Fleischer disse que era possível que Trump conseguisse fazer esse ajuste, dados seus frequentes comentários sobre negociar com democratas e republicanos a fim de chegar a compromissos.

"Esse lado dele me intriga", disse Fleischer. "Ele continua a aludir ao fato de que se dará bem com as pessoas. É quase como se Trump estivesse fazendo uma jogada astuta. Hoje, dureza na campanha. Amanhã, flexibilidade nos acordos." Ele acrescentou: "É claro que, se ele vencer, terá força, terá ímpeto, terá um mandato do povo. Isso ajudaria".

Trump parecia ciente de que seus primeiros meses no cargo seriam consumidos com a tentativa de garantir a confirmação dos membros de seu gabinete e talvez a de um novo juiz para a Suprema Corte, e com a indicação de ocupantes para postos burocráticos.

Ele deixou claro que não estava interessado em delegar essas tarefas e que queria garantir que seus indicados compartilhassem de sua filosofia de governo.

Um de seus mais próximos assessores, sua filha Ivanka, provavelmente continuaria a trabalhar na companhia de Trump, mas ele disse que buscaria os conselho dela e de seu marido, o empreendedor Jared Kushner, e apontou que familiares do presidente ocuparam cargos governamentais no passado.

Até mesmo postos que podem parecer incidentais no universo de Trump, como o de enviado às Nações Unidas, aparentemente ocuparam seus pensamentos.

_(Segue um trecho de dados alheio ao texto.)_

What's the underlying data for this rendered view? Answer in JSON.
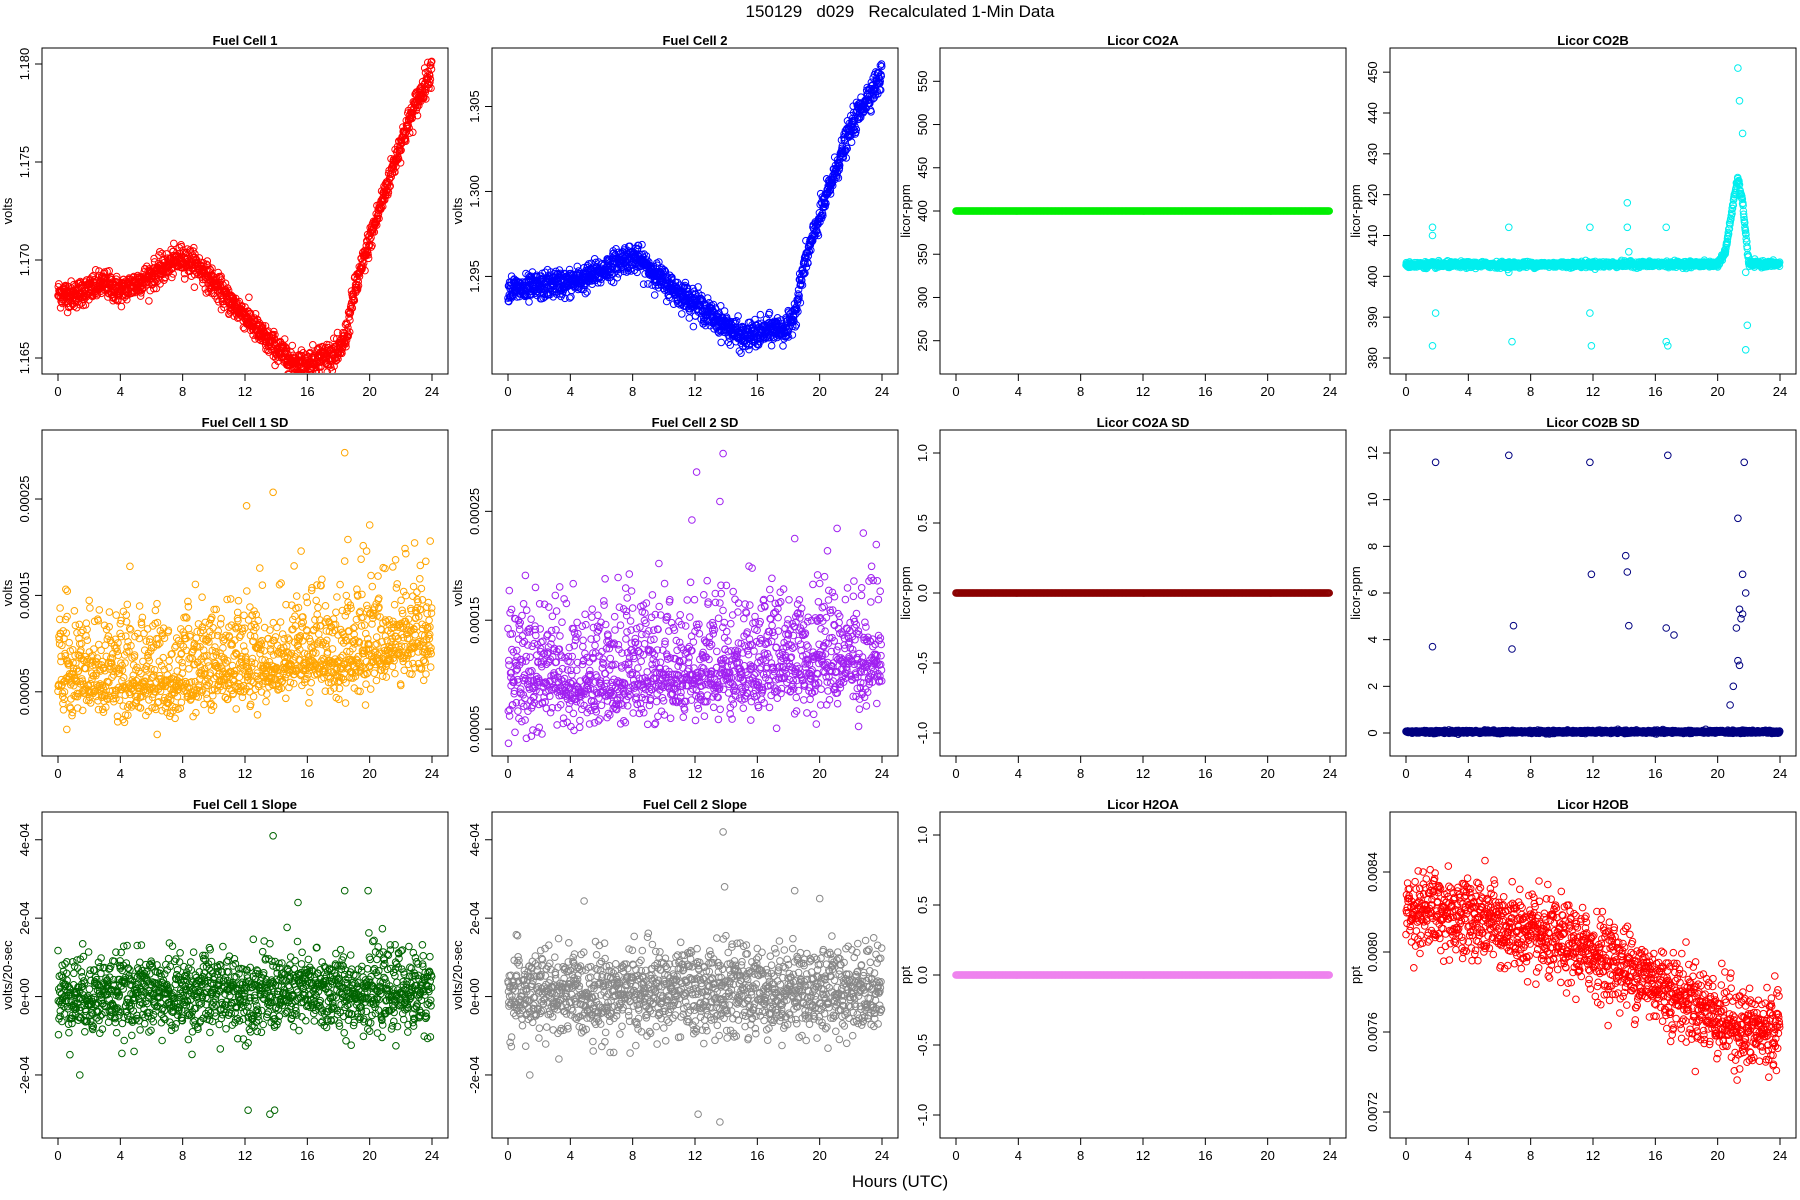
{
  "title": "150129   d029   Recalculated 1-Min Data",
  "xlabel": "Hours (UTC)",
  "colors": {
    "fuel_cell_1": "#ff0000",
    "fuel_cell_2": "#0000ff",
    "licor_co2a": "#00ee00",
    "licor_co2b": "#00eeee",
    "fuel_cell_1_sd": "#ffa500",
    "fuel_cell_2_sd": "#a020f0",
    "licor_co2a_sd": "#8b0000",
    "licor_co2b_sd": "#000080",
    "fuel_cell_1_slope": "#006400",
    "fuel_cell_2_slope": "#888888",
    "licor_h2oa": "#ee82ee",
    "licor_h2ob": "#ff0000"
  },
  "chart_data": [
    {
      "id": "fuel-cell-1",
      "type": "scatter",
      "title": "Fuel Cell 1",
      "ylabel": "volts",
      "xlim": [
        0,
        24
      ],
      "ylim": [
        1.165,
        1.18
      ],
      "xticks": [
        "0",
        "4",
        "8",
        "12",
        "16",
        "20",
        "24"
      ],
      "yticks": [
        [
          1.165,
          "1.165"
        ],
        [
          1.17,
          "1.170"
        ],
        [
          1.175,
          "1.175"
        ],
        [
          1.18,
          "1.180"
        ]
      ],
      "color": "#ff0000",
      "series": [
        {
          "x": [
            0,
            1,
            2,
            3,
            4,
            5,
            6,
            7,
            7.5,
            8,
            8.5,
            9,
            10,
            11,
            12,
            13,
            14,
            15,
            16,
            17,
            18,
            18.5,
            19,
            20,
            21,
            22,
            23,
            24
          ],
          "y": [
            1.1683,
            1.1682,
            1.1685,
            1.1688,
            1.1684,
            1.1688,
            1.1692,
            1.1697,
            1.1699,
            1.1701,
            1.1699,
            1.1697,
            1.1688,
            1.1679,
            1.1672,
            1.1662,
            1.1655,
            1.1648,
            1.1647,
            1.1651,
            1.1652,
            1.1662,
            1.1683,
            1.171,
            1.1735,
            1.176,
            1.178,
            1.1798
          ]
        }
      ],
      "scatter_noise": 0.00035
    },
    {
      "id": "fuel-cell-2",
      "type": "scatter",
      "title": "Fuel Cell 2",
      "ylabel": "volts",
      "xlim": [
        0,
        24
      ],
      "ylim": [
        1.2902,
        1.3075
      ],
      "xticks": [
        "0",
        "4",
        "8",
        "12",
        "16",
        "20",
        "24"
      ],
      "yticks": [
        [
          1.295,
          "1.295"
        ],
        [
          1.3,
          "1.300"
        ],
        [
          1.305,
          "1.305"
        ]
      ],
      "color": "#0000ff",
      "series": [
        {
          "x": [
            0,
            1,
            2,
            3,
            4,
            5,
            6,
            7,
            7.5,
            8,
            8.5,
            9,
            10,
            11,
            12,
            13,
            14,
            15,
            16,
            17,
            18,
            18.5,
            19,
            20,
            21,
            22,
            23,
            24
          ],
          "y": [
            1.2943,
            1.2942,
            1.2944,
            1.2946,
            1.2946,
            1.2949,
            1.2953,
            1.2958,
            1.2961,
            1.2961,
            1.2959,
            1.2955,
            1.2947,
            1.294,
            1.2935,
            1.2927,
            1.2921,
            1.2914,
            1.2916,
            1.2919,
            1.2919,
            1.2932,
            1.2956,
            1.2985,
            1.3012,
            1.3037,
            1.3055,
            1.3068
          ]
        }
      ],
      "scatter_noise": 0.0004
    },
    {
      "id": "licor-co2a",
      "type": "scatter",
      "title": "Licor CO2A",
      "ylabel": "licor-ppm",
      "xlim": [
        0,
        24
      ],
      "ylim": [
        230,
        570
      ],
      "xticks": [
        "0",
        "4",
        "8",
        "12",
        "16",
        "20",
        "24"
      ],
      "yticks": [
        [
          250,
          "250"
        ],
        [
          300,
          "300"
        ],
        [
          350,
          "350"
        ],
        [
          400,
          "400"
        ],
        [
          450,
          "450"
        ],
        [
          500,
          "500"
        ],
        [
          550,
          "550"
        ]
      ],
      "color": "#00ee00",
      "series": [
        {
          "x": [
            0,
            24
          ],
          "y": [
            400,
            400
          ]
        }
      ],
      "scatter_noise": 0
    },
    {
      "id": "licor-co2b",
      "type": "scatter",
      "title": "Licor CO2B",
      "ylabel": "licor-ppm",
      "xlim": [
        0,
        24
      ],
      "ylim": [
        380,
        452
      ],
      "xticks": [
        "0",
        "4",
        "8",
        "12",
        "16",
        "20",
        "24"
      ],
      "yticks": [
        [
          380,
          "380"
        ],
        [
          390,
          "390"
        ],
        [
          400,
          "400"
        ],
        [
          410,
          "410"
        ],
        [
          420,
          "420"
        ],
        [
          430,
          "430"
        ],
        [
          440,
          "440"
        ],
        [
          450,
          "450"
        ]
      ],
      "color": "#00eeee",
      "series": [
        {
          "x": [
            0,
            20,
            20.5,
            21,
            21.3,
            21.6,
            22,
            24
          ],
          "y": [
            402.8,
            403.0,
            406,
            418,
            424,
            418,
            403,
            403
          ]
        }
      ],
      "outliers": {
        "x": [
          1.7,
          1.7,
          1.9,
          1.7,
          6.6,
          6.8,
          6.6,
          11.8,
          11.9,
          11.8,
          14.2,
          14.2,
          14.3,
          16.7,
          16.8,
          16.7,
          21.3,
          21.4,
          21.6,
          21.8,
          21.9,
          21.8
        ],
        "y": [
          412,
          383,
          391,
          410,
          412,
          384,
          401,
          412,
          383,
          391,
          418,
          412,
          406,
          412,
          383,
          384,
          451,
          443,
          435,
          382,
          388,
          401
        ]
      },
      "scatter_noise": 0.35
    },
    {
      "id": "fuel-cell-1-sd",
      "type": "scatter",
      "title": "Fuel Cell 1 SD",
      "ylabel": "volts",
      "xlim": [
        0,
        24
      ],
      "ylim": [
        0.0,
        0.000305
      ],
      "xticks": [
        "0",
        "4",
        "8",
        "12",
        "16",
        "20",
        "24"
      ],
      "yticks": [
        [
          5e-05,
          "0.00005"
        ],
        [
          0.00015,
          "0.00015"
        ],
        [
          0.00025,
          "0.00025"
        ]
      ],
      "color": "#ffa500",
      "series": [
        {
          "x": [
            0,
            6,
            10,
            14,
            16,
            18,
            20,
            24
          ],
          "y": [
            6.5e-05,
            6e-05,
            7.2e-05,
            8e-05,
            8.5e-05,
            8.5e-05,
            9.5e-05,
            0.000105
          ]
        }
      ],
      "outliers": {
        "x": [
          12.1,
          13.8,
          18.4,
          18.6,
          20.0,
          19.8,
          15.6
        ],
        "y": [
          0.000243,
          0.000257,
          0.000298,
          0.000208,
          0.000223,
          0.000196,
          0.000196
        ]
      },
      "scatter_noise": 3e-05
    },
    {
      "id": "fuel-cell-2-sd",
      "type": "scatter",
      "title": "Fuel Cell 2 SD",
      "ylabel": "volts",
      "xlim": [
        0,
        24
      ],
      "ylim": [
        4e-05,
        0.00031
      ],
      "xticks": [
        "0",
        "4",
        "8",
        "12",
        "16",
        "20",
        "24"
      ],
      "yticks": [
        [
          5e-05,
          "0.00005"
        ],
        [
          0.00015,
          "0.00015"
        ],
        [
          0.00025,
          "0.00025"
        ]
      ],
      "color": "#a020f0",
      "series": [
        {
          "x": [
            0,
            6,
            10,
            14,
            18,
            22,
            24
          ],
          "y": [
            9.5e-05,
            9.5e-05,
            0.0001,
            0.000105,
            0.00011,
            0.000115,
            0.00012
          ]
        }
      ],
      "outliers": {
        "x": [
          12.1,
          11.8,
          13.6,
          13.8,
          18.4,
          22.8
        ],
        "y": [
          0.000286,
          0.000242,
          0.000259,
          0.000303,
          0.000225,
          0.00023
        ]
      },
      "scatter_noise": 3.2e-05
    },
    {
      "id": "licor-co2a-sd",
      "type": "scatter",
      "title": "Licor CO2A SD",
      "ylabel": "licor-ppm",
      "xlim": [
        0,
        24
      ],
      "ylim": [
        -1.05,
        1.05
      ],
      "xticks": [
        "0",
        "4",
        "8",
        "12",
        "16",
        "20",
        "24"
      ],
      "yticks": [
        [
          -1.0,
          "-1.0"
        ],
        [
          -0.5,
          "-0.5"
        ],
        [
          0.0,
          "0.0"
        ],
        [
          0.5,
          "0.5"
        ],
        [
          1.0,
          "1.0"
        ]
      ],
      "color": "#8b0000",
      "series": [
        {
          "x": [
            0,
            24
          ],
          "y": [
            0,
            0
          ]
        }
      ],
      "scatter_noise": 0
    },
    {
      "id": "licor-co2b-sd",
      "type": "scatter",
      "title": "Licor CO2B SD",
      "ylabel": "licor-ppm",
      "xlim": [
        0,
        24
      ],
      "ylim": [
        -0.3,
        12.3
      ],
      "xticks": [
        "0",
        "4",
        "8",
        "12",
        "16",
        "20",
        "24"
      ],
      "yticks": [
        [
          0,
          "0"
        ],
        [
          2,
          "2"
        ],
        [
          4,
          "4"
        ],
        [
          6,
          "6"
        ],
        [
          8,
          "8"
        ],
        [
          10,
          "10"
        ],
        [
          12,
          "12"
        ]
      ],
      "color": "#000080",
      "series": [
        {
          "x": [
            0,
            24
          ],
          "y": [
            0.05,
            0.05
          ]
        }
      ],
      "outliers": {
        "x": [
          1.7,
          1.9,
          6.6,
          6.8,
          6.9,
          11.8,
          11.9,
          14.1,
          14.2,
          14.3,
          16.8,
          16.7,
          17.2,
          21.3,
          21.4,
          21.6,
          21.8,
          21.6,
          21.2,
          21.5,
          21.4,
          21.0,
          20.8,
          21.7,
          21.3
        ],
        "y": [
          3.7,
          11.6,
          11.9,
          3.6,
          4.6,
          11.6,
          6.8,
          7.6,
          6.9,
          4.6,
          11.9,
          4.5,
          4.2,
          9.2,
          5.3,
          5.1,
          6.0,
          6.8,
          4.5,
          4.9,
          2.9,
          2.0,
          1.2,
          11.6,
          3.1
        ]
      },
      "scatter_noise": 0.03
    },
    {
      "id": "fuel-cell-1-slope",
      "type": "scatter",
      "title": "Fuel Cell 1 Slope",
      "ylabel": "volts/20-sec",
      "xlim": [
        0,
        24
      ],
      "ylim": [
        -0.00032,
        0.00043
      ],
      "xticks": [
        "0",
        "4",
        "8",
        "12",
        "16",
        "20",
        "24"
      ],
      "yticks": [
        [
          -0.0002,
          "-2e-04"
        ],
        [
          0,
          "0e+00"
        ],
        [
          0.0002,
          "2e-04"
        ],
        [
          0.0004,
          "4e-04"
        ]
      ],
      "color": "#006400",
      "series": [
        {
          "x": [
            0,
            24
          ],
          "y": [
            5e-06,
            1.5e-05
          ]
        }
      ],
      "outliers": {
        "x": [
          13.8,
          13.6,
          12.2,
          13.9,
          18.4,
          19.9,
          15.4,
          1.4
        ],
        "y": [
          0.00041,
          -0.0003,
          -0.00029,
          -0.00029,
          0.00027,
          0.00027,
          0.00024,
          -0.0002
        ]
      },
      "scatter_noise": 5e-05
    },
    {
      "id": "fuel-cell-2-slope",
      "type": "scatter",
      "title": "Fuel Cell 2 Slope",
      "ylabel": "volts/20-sec",
      "xlim": [
        0,
        24
      ],
      "ylim": [
        -0.00032,
        0.00043
      ],
      "xticks": [
        "0",
        "4",
        "8",
        "12",
        "16",
        "20",
        "24"
      ],
      "yticks": [
        [
          -0.0002,
          "-2e-04"
        ],
        [
          0,
          "0e+00"
        ],
        [
          0.0002,
          "2e-04"
        ],
        [
          0.0004,
          "4e-04"
        ]
      ],
      "color": "#888888",
      "series": [
        {
          "x": [
            0,
            24
          ],
          "y": [
            5e-06,
            2e-05
          ]
        }
      ],
      "outliers": {
        "x": [
          13.8,
          13.6,
          12.2,
          13.9,
          18.4,
          20.0,
          1.4
        ],
        "y": [
          0.00042,
          -0.00032,
          -0.0003,
          0.00028,
          0.00027,
          0.00025,
          -0.0002
        ]
      },
      "scatter_noise": 5.5e-05
    },
    {
      "id": "licor-h2oa",
      "type": "scatter",
      "title": "Licor H2OA",
      "ylabel": "ppt",
      "xlim": [
        0,
        24
      ],
      "ylim": [
        -1.05,
        1.05
      ],
      "xticks": [
        "0",
        "4",
        "8",
        "12",
        "16",
        "20",
        "24"
      ],
      "yticks": [
        [
          -1.0,
          "-1.0"
        ],
        [
          -0.5,
          "-0.5"
        ],
        [
          0.0,
          "0.0"
        ],
        [
          0.5,
          "0.5"
        ],
        [
          1.0,
          "1.0"
        ]
      ],
      "color": "#ee82ee",
      "series": [
        {
          "x": [
            0,
            24
          ],
          "y": [
            0,
            0
          ]
        }
      ],
      "scatter_noise": 0
    },
    {
      "id": "licor-h2ob",
      "type": "scatter",
      "title": "Licor H2OB",
      "ylabel": "ppt",
      "xlim": [
        0,
        24
      ],
      "ylim": [
        0.00715,
        0.00862
      ],
      "xticks": [
        "0",
        "4",
        "8",
        "12",
        "16",
        "20",
        "24"
      ],
      "yticks": [
        [
          0.0072,
          "0.0072"
        ],
        [
          0.0076,
          "0.0076"
        ],
        [
          0.008,
          "0.0080"
        ],
        [
          0.0084,
          "0.0084"
        ]
      ],
      "color": "#ff0000",
      "series": [
        {
          "x": [
            0,
            4,
            8,
            12,
            16,
            20,
            22,
            24
          ],
          "y": [
            0.00822,
            0.00818,
            0.00808,
            0.008,
            0.00785,
            0.00768,
            0.0076,
            0.00762
          ]
        }
      ],
      "scatter_noise": 0.0001
    }
  ]
}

"Já pensei em um embaixador para a ONU, um secretário da Defesa e um secretário do Tesouro, mas penso antes de tudo em vencer", disse Trump. "De outra forma estaria perdendo meu tempo. Quero nesses postos pessoas que se preocupem em vencer. A ONU não está fazendo coisa alguma para pôr fim aos grandes conflitos no planeta, e por isso seria necessário um embaixador para vencer, capaz de chacoalhar a ONU."